McCain regards the Keating Five scandal as a blight on his honor; to some degree, it is. But his involvement is fairly peripheral, and in the years since, no one has done more to damage the power of lobbyists. He has attacked the tobacco companies for their damage to the public health; the telecommunication companies for their monopolistic practices; has opposed ethanol (the production of which is entirely the product of lobbying) at enormous political cost (given Iowa views the ethanol subsidies without which ethanol-production would hemorrhage money as a God-given right); he is the leading opponent of earmarks, having sponsored a grand total of zero earmarks in his Congressional career; and he was the lead sponsor of McCain-Feingold, which, whatever its other merits (which in my view are considerable), enormously reduced the power of lobbyist soft money on the political process.
People are using the Times article as cover to claim McCain is as dirty as everyone else on the lobbying front.
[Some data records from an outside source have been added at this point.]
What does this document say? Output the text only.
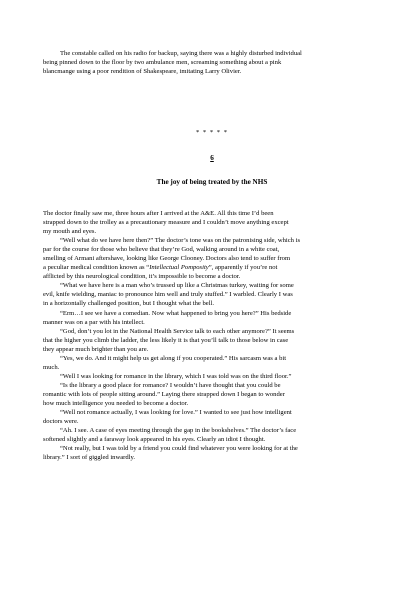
The constable called on his radio for backup, saying there was a highly disturbed individual

being pinned down to the floor by two ambulance men, screaming something about a pink

blancmange using a poor rendition of Shakespeare, imitating Larry Olivier.

* * * * *
6
The joy of being treated by the NHS

The doctor finally saw me, three hours after I arrived at the A&E. All this time I’d been

strapped down to the trolley as a precautionary measure and I couldn’t move anything except

my mouth and eyes.

“Well what do we have here then?” The doctor’s tone was on the patronising side, which is

par for the course for those who believe that they’re God, walking around in a white coat,

smelling of Armani aftershave, looking like George Clooney. Doctors also tend to suffer from

a peculiar medical condition known as “Intellectual Pomposity”, apparently if you’re not

afflicted by this neurological condition, it’s impossible to become a doctor.

“What we have here is a man who’s trussed up like a Christmas turkey, waiting for some

evil, knife wielding, maniac to pronounce him well and truly stuffed.” I warbled. Clearly I was

in a horizontally challenged position, but I thought what the bell.

“Erm…I see we have a comedian. Now what happened to bring you here?” His bedside

manner was on a par with his intellect.

“God, don’t you lot in the National Health Service talk to each other anymore?” It seems

that the higher you climb the ladder, the less likely it is that you’ll talk to those below in case

they appear much brighter than you are.

“Yes, we do. And it might help us get along if you cooperated.” His sarcasm was a bit

much.

“Well I was looking for romance in the library, which I was told was on the third floor.”

“Is the library a good place for romance? I wouldn’t have thought that you could be

romantic with lots of people sitting around.” Laying there strapped down I began to wonder

how much intelligence you needed to become a doctor.

“Well not romance actually, I was looking for love.” I wanted to see just how intelligent

doctors were.

“Ah. I see. A case of eyes meeting through the gap in the bookshelves.” The doctor’s face

softened slightly and a faraway look appeared in his eyes. Clearly an idiot I thought.

“Not really, but I was told by a friend you could find whatever you were looking for at the

library.” I sort of giggled inwardly.
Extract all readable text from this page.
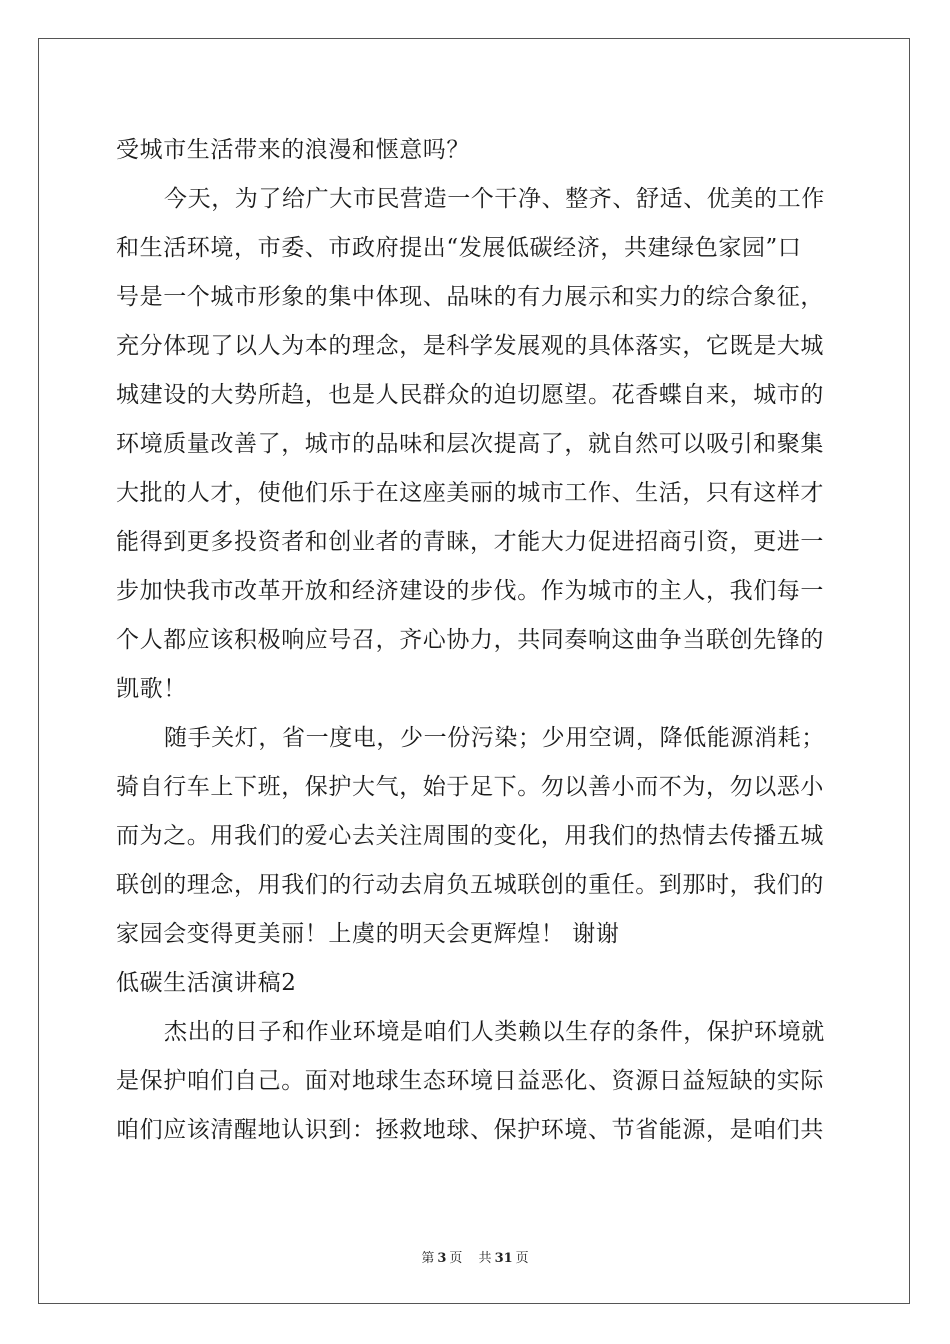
受城市生活带来的浪漫和惬意吗？
今天，为了给广大市民营造一个干净、整齐、舒适、优美的工作
和生活环境，市委、市政府提出“发展低碳经济，共建绿色家园”口
号是一个城市形象的集中体现、品味的有力展示和实力的综合象征，
充分体现了以人为本的理念，是科学发展观的具体落实，它既是大城
城建设的大势所趋，也是人民群众的迫切愿望。花香蝶自来，城市的
环境质量改善了，城市的品味和层次提高了，就自然可以吸引和聚集
大批的人才，使他们乐于在这座美丽的城市工作、生活，只有这样才
能得到更多投资者和创业者的青睐，才能大力促进招商引资，更进一
步加快我市改革开放和经济建设的步伐。作为城市的主人，我们每一
个人都应该积极响应号召，齐心协力，共同奏响这曲争当联创先锋的
凯歌！
随手关灯，省一度电，少一份污染；少用空调，降低能源消耗；
骑自行车上下班，保护大气，始于足下。勿以善小而不为，勿以恶小
而为之。用我们的爱心去关注周围的变化，用我们的热情去传播五城
联创的理念，用我们的行动去肩负五城联创的重任。到那时，我们的
家园会变得更美丽！上虞的明天会更辉煌！ 谢谢
低碳生活演讲稿2
杰出的日子和作业环境是咱们人类赖以生存的条件，保护环境就
是保护咱们自己。面对地球生态环境日益恶化、资源日益短缺的实际
咱们应该清醒地认识到：拯救地球、保护环境、节省能源，是咱们共
第 3 页 共 31 页
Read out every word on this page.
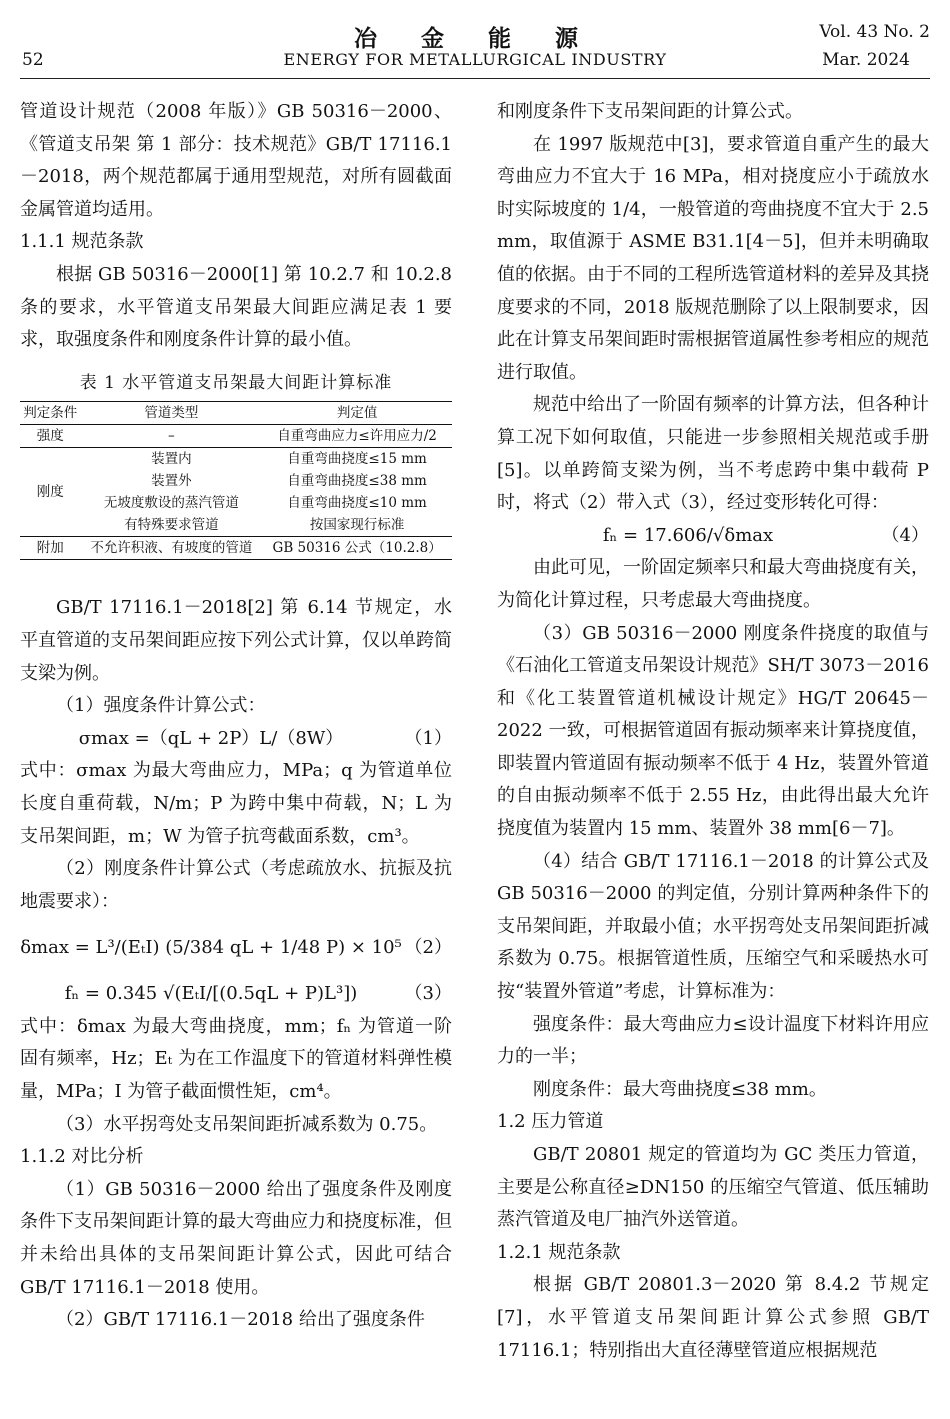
冶 金 能 源	Vol. 43 No. 2
52	ENERGY FOR METALLURGICAL INDUSTRY	Mar. 2024

管道设计规范（2008 年版）》GB 50316－2000、《管道支吊架 第 1 部分：技术规范》GB/T 17116.1－2018，两个规范都属于通用型规范，对所有圆截面金属管道均适用。

1.1.1 规范条款

根据 GB 50316－2000[1] 第 10.2.7 和 10.2.8 条的要求，水平管道支吊架最大间距应满足表 1 要求，取强度条件和刚度条件计算的最小值。

表 1 水平管道支吊架最大间距计算标准
判定条件	管道类型	判定值
强度	–	自重弯曲应力≤许用应力/2
刚度	装置内	自重弯曲挠度≤15 mm
	装置外	自重弯曲挠度≤38 mm
	无坡度敷设的蒸汽管道	自重弯曲挠度≤10 mm
	有特殊要求管道	按国家现行标准
附加	不允许积液、有坡度的管道	GB 50316 公式（10.2.8）

GB/T 17116.1－2018[2] 第 6.14 节规定，水平直管道的支吊架间距应按下列公式计算，仅以单跨简支梁为例。

（1）强度条件计算公式：

σmax =（qL + 2P）L/（8W）	（1）

式中：σmax 为最大弯曲应力，MPa；q 为管道单位长度自重荷载，N/m；P 为跨中集中荷载，N；L 为支吊架间距，m；W 为管子抗弯截面系数，cm³。

（2）刚度条件计算公式（考虑疏放水、抗振及抗地震要求）：

δmax = L³/(EₜI) (5/384 qL + 1/48 P) × 10⁵ （2）
fₙ = 0.345 √(EₜI/[(0.5qL + P)L³])	（3）

式中：δmax 为最大弯曲挠度，mm；fₙ 为管道一阶固有频率，Hz；Eₜ 为在工作温度下的管道材料弹性模量，MPa；I 为管子截面惯性矩，cm⁴。

（3）水平拐弯处支吊架间距折减系数为 0.75。

1.1.2 对比分析

（1）GB 50316－2000 给出了强度条件及刚度条件下支吊架间距计算的最大弯曲应力和挠度标准，但并未给出具体的支吊架间距计算公式，因此可结合 GB/T 17116.1－2018 使用。

（2）GB/T 17116.1－2018 给出了强度条件

和刚度条件下支吊架间距的计算公式。

在 1997 版规范中[3]，要求管道自重产生的最大弯曲应力不宜大于 16 MPa，相对挠度应小于疏放水时实际坡度的 1/4，一般管道的弯曲挠度不宜大于 2.5 mm，取值源于 ASME B31.1[4－5]，但并未明确取值的依据。由于不同的工程所选管道材料的差异及其挠度要求的不同，2018 版规范删除了以上限制要求，因此在计算支吊架间距时需根据管道属性参考相应的规范进行取值。

规范中给出了一阶固有频率的计算方法，但各种计算工况下如何取值，只能进一步参照相关规范或手册[5]。以单跨简支梁为例，当不考虑跨中集中载荷 P 时，将式（2）带入式（3），经过变形转化可得：

fₙ = 17.606/√δmax	（4）

由此可见，一阶固定频率只和最大弯曲挠度有关，为简化计算过程，只考虑最大弯曲挠度。

（3）GB 50316－2000 刚度条件挠度的取值与《石油化工管道支吊架设计规范》SH/T 3073－2016 和《化工装置管道机械设计规定》HG/T 20645－2022 一致，可根据管道固有振动频率来计算挠度值，即装置内管道固有振动频率不低于 4 Hz，装置外管道的自由振动频率不低于 2.55 Hz，由此得出最大允许挠度值为装置内 15 mm、装置外 38 mm[6－7]。

（4）结合 GB/T 17116.1－2018 的计算公式及 GB 50316－2000 的判定值，分别计算两种条件下的支吊架间距，并取最小值；水平拐弯处支吊架间距折减系数为 0.75。根据管道性质，压缩空气和采暖热水可按“装置外管道”考虑，计算标准为：

强度条件：最大弯曲应力≤设计温度下材料许用应力的一半；

刚度条件：最大弯曲挠度≤38 mm。

1.2 压力管道

GB/T 20801 规定的管道均为 GC 类压力管道，主要是公称直径≥DN150 的压缩空气管道、低压辅助蒸汽管道及电厂抽汽外送管道。

1.2.1 规范条款

根据 GB/T 20801.3－2020 第 8.4.2 节规定[7]，水平管道支吊架间距计算公式参照 GB/T 17116.1；特别指出大直径薄壁管道应根据规范
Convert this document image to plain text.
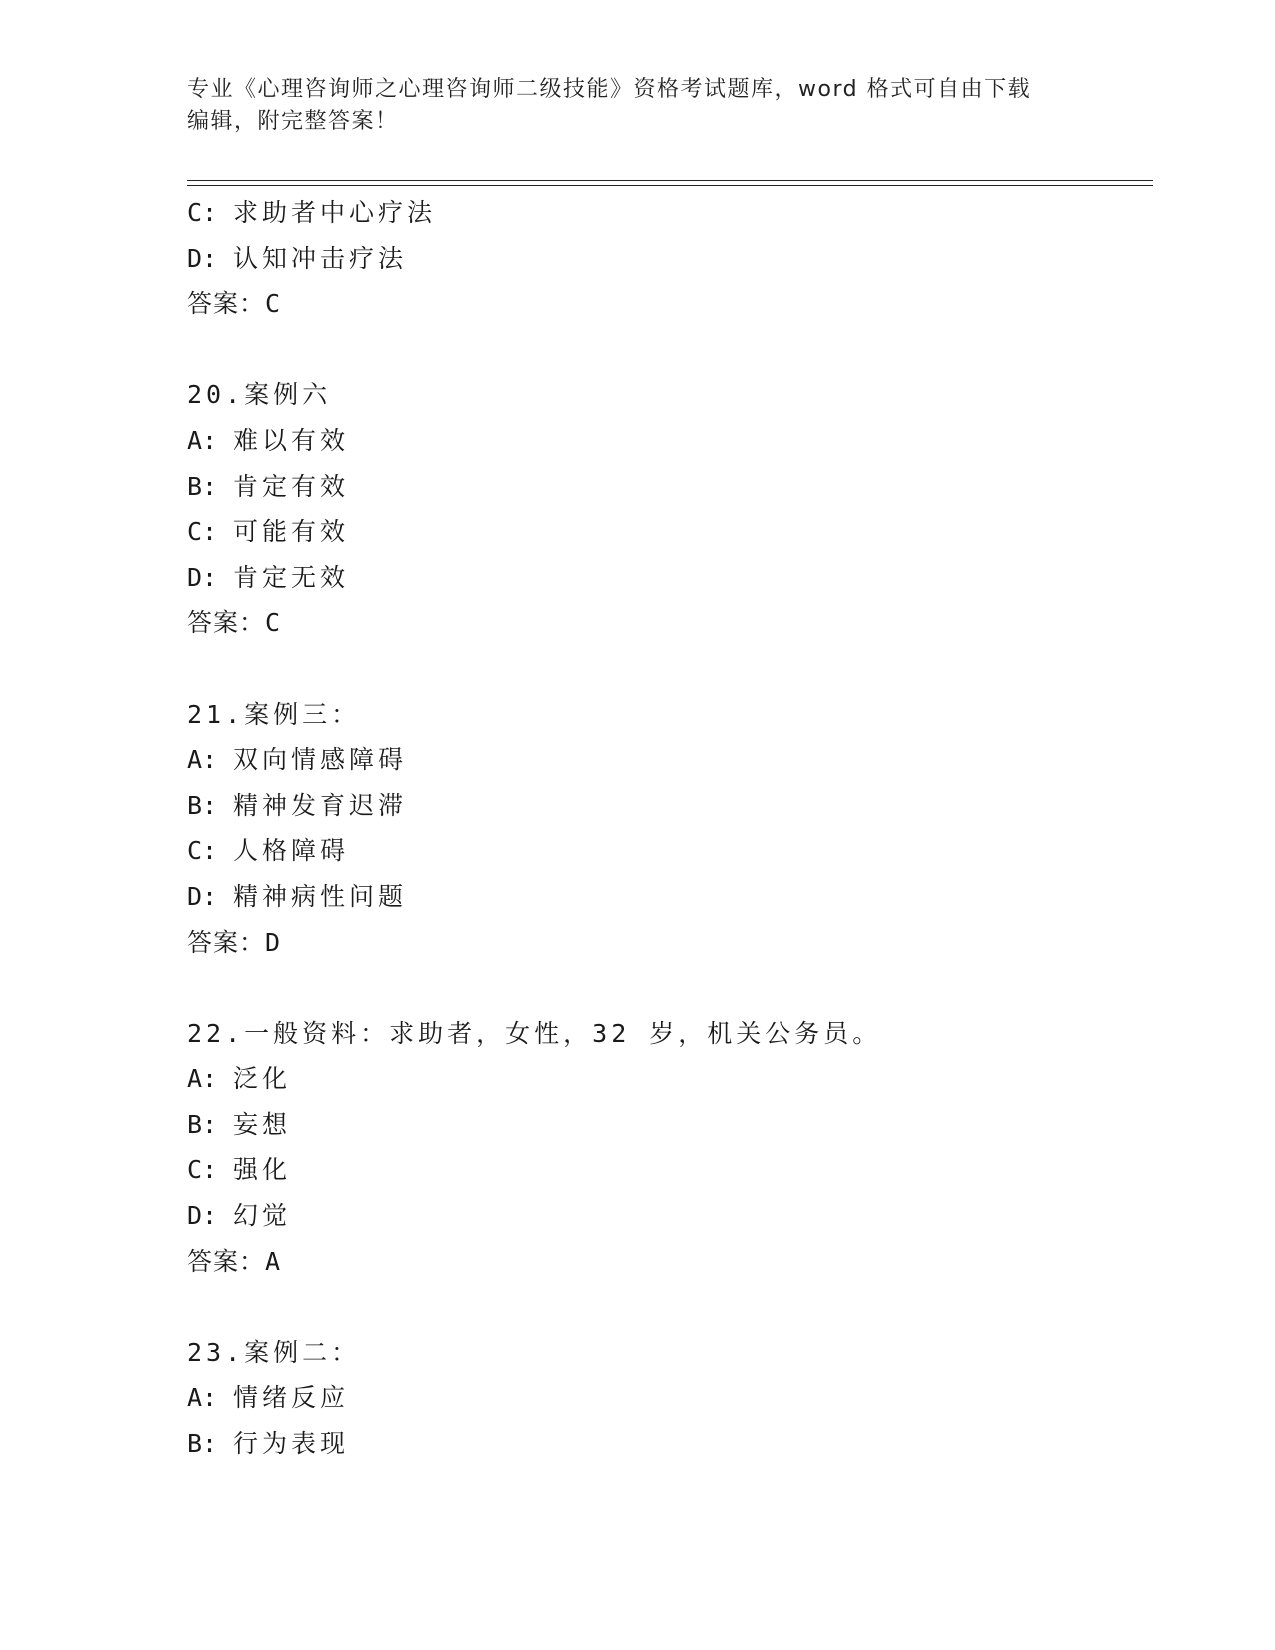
专业《心理咨询师之心理咨询师二级技能》资格考试题库，word 格式可自由下载
编辑，附完整答案！
C: 求助者中心疗法
D: 认知冲击疗法
答案：C
20.案例六
A: 难以有效
B: 肯定有效
C: 可能有效
D: 肯定无效
答案：C
21.案例三：
A: 双向情感障碍
B: 精神发育迟滞
C: 人格障碍
D: 精神病性问题
答案：D
22.一般资料：求助者，女性，32 岁，机关公务员。
A: 泛化
B: 妄想
C: 强化
D: 幻觉
答案：A
23.案例二：
A: 情绪反应
B: 行为表现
But has anyone else done half so much to discomfit lobbyists—who are the real entrenched power in Washington—as McCain? Everyone has to deal with lobbyists in Washington; as a class of people, they have access to a wealth of facts and resources and institutional memory at their disposal that no one else possesses. The secret is to deal with them, and still keep one’s hands clean. By all accounts—all, the New York Times after several months of searching having found nothing to shake McCain’s immaculate record in the years since Keating—John McCain’s hands remain spotless.